Simply put, they are doing what well managed banks are supposed to do – manage risk. Wealthy clients, by virtue of being wealthy, are considered to be more creditworthy than less wealthy clients. Also, wealthy clients tend to borrow larger amounts, which means that banks can earn more interest income while taking on less risk of default. Of course, if the rich clients default, the bank is on the hook for large losses too.
All of which is perfectly logical and reasonable behavior for profit seeking corporations who must answer to both shareholders and regulators. With the former, banks must maximize risk adjusted returns; and with the latter, they must comply with existing risk management regulations.

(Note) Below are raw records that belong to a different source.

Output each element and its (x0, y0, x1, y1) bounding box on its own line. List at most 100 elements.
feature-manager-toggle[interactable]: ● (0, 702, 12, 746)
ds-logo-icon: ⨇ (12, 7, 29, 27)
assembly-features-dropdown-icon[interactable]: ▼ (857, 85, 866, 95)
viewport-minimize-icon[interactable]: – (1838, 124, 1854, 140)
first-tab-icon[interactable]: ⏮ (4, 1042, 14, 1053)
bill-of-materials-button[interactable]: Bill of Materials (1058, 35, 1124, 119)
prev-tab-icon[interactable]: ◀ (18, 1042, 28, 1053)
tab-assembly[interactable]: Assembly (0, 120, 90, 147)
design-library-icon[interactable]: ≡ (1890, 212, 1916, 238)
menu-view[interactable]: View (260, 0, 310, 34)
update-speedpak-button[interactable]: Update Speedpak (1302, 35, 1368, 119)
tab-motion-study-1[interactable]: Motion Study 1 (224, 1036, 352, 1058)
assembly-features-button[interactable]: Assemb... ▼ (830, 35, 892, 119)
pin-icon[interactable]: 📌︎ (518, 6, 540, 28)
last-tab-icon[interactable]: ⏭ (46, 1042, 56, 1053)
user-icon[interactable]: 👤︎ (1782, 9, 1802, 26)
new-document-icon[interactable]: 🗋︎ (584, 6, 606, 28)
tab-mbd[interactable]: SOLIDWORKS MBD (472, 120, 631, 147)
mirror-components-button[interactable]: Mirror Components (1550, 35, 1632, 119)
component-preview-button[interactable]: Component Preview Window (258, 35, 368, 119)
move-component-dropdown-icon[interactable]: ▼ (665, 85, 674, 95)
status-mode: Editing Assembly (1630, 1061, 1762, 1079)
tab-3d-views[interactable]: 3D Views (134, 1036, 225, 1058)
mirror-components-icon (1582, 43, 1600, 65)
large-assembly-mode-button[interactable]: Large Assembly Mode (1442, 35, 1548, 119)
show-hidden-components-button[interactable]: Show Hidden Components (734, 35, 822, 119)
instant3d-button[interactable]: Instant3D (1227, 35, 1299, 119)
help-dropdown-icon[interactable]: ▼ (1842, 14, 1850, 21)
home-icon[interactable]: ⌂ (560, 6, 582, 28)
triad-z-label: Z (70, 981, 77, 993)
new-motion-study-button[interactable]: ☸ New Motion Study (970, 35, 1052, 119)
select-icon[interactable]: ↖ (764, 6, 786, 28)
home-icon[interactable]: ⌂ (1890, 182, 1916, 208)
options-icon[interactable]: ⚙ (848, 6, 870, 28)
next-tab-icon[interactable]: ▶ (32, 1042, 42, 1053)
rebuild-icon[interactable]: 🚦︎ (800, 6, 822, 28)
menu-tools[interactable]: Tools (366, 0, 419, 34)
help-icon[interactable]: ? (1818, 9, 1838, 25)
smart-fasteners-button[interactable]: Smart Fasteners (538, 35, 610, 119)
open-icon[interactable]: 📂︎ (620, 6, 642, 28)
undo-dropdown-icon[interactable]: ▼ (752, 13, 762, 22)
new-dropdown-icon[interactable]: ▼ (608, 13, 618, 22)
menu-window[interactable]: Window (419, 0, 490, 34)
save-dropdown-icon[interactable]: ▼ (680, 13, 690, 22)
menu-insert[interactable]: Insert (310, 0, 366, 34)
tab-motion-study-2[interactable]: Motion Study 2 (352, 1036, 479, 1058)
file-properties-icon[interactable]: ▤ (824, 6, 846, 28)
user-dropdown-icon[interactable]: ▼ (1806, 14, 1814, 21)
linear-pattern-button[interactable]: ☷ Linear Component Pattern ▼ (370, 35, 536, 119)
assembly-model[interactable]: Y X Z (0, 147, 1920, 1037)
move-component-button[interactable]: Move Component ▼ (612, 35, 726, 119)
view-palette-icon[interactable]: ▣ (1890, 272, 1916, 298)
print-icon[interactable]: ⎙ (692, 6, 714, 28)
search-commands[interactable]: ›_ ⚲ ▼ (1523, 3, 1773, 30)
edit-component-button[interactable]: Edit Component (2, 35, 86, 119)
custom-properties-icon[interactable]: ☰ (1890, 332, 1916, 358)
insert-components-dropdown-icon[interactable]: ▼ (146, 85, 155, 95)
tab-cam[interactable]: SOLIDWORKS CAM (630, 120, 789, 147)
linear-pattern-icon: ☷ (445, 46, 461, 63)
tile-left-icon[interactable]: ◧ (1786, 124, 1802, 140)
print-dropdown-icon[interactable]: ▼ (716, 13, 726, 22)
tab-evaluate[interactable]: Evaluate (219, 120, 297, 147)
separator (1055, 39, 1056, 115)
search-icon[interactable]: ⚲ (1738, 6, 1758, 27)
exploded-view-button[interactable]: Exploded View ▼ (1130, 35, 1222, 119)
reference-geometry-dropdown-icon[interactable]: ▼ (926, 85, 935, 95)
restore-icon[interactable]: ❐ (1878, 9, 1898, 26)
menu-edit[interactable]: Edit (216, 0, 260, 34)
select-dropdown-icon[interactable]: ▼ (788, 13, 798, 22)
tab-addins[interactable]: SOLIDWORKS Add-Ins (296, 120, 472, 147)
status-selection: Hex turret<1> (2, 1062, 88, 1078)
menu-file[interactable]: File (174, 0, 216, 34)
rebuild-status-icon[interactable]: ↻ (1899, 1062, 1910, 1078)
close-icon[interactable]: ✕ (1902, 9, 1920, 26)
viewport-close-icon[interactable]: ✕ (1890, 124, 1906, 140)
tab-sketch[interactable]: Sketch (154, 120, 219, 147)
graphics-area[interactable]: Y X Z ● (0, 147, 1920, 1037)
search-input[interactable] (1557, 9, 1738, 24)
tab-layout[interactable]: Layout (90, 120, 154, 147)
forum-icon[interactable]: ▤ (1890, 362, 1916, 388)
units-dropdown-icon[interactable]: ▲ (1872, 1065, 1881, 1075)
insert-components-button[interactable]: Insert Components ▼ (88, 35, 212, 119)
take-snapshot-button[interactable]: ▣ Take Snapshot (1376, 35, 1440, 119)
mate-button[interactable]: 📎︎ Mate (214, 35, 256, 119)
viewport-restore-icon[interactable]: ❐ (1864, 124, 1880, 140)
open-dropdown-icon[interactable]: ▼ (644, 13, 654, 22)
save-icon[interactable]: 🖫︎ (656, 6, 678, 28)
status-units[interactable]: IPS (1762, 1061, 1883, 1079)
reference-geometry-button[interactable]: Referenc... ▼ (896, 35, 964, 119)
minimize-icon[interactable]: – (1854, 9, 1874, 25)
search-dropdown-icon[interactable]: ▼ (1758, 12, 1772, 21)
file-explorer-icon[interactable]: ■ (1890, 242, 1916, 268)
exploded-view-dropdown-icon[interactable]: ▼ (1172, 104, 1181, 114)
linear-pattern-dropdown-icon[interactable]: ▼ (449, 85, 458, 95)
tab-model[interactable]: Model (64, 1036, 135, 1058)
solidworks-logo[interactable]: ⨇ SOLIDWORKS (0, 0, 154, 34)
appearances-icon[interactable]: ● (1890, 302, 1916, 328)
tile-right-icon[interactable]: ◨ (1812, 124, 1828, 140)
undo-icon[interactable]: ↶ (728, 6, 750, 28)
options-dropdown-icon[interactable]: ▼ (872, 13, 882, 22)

But, what does having a preference for lending to rich clients have to do with low rates? The answer to this question lies in the interest rate fallacy, where rates are low because the borrowers don’t need to borrow – they are already wealthy. The only way banks can compete against each other to make more loans to more wealthy clients is by making the loans cheaper and cheaper. But cheaper only for a segment of the population, the wealthy.
The result of which is the bifurcation of the credit market, where those with capital can get easy access to even more capital, and those without, can’t. This naturally means that those who are locked out of, or have to struggle greatly to secure bank loans, are locked out of participating in markets which could possibly help them to generate wealth, like US housing. This reinforces the rich-get-richer dynamic, which by extension also reinforces the poor-stay-poor one.
Who is to blame for all of this? The vast majority would point towards the Federal Reserve, or central banks in general, for keeping interest rates so low. Unfortunately, while central banks make convenient scapegoats for our economic ills, they aren’t responsible for low rates, because they do not control rates to begin with.
What central banks can be blamed for is misunderstanding the financial system they are supposed to oversee. Their single minded focus on using bank reserves as a policy tool, even though bank reserves have nothing to do with money creation, has rendered them unable to see the real problem. That is, the lack of, and by US bank’s own lending data, worsening, access to credit!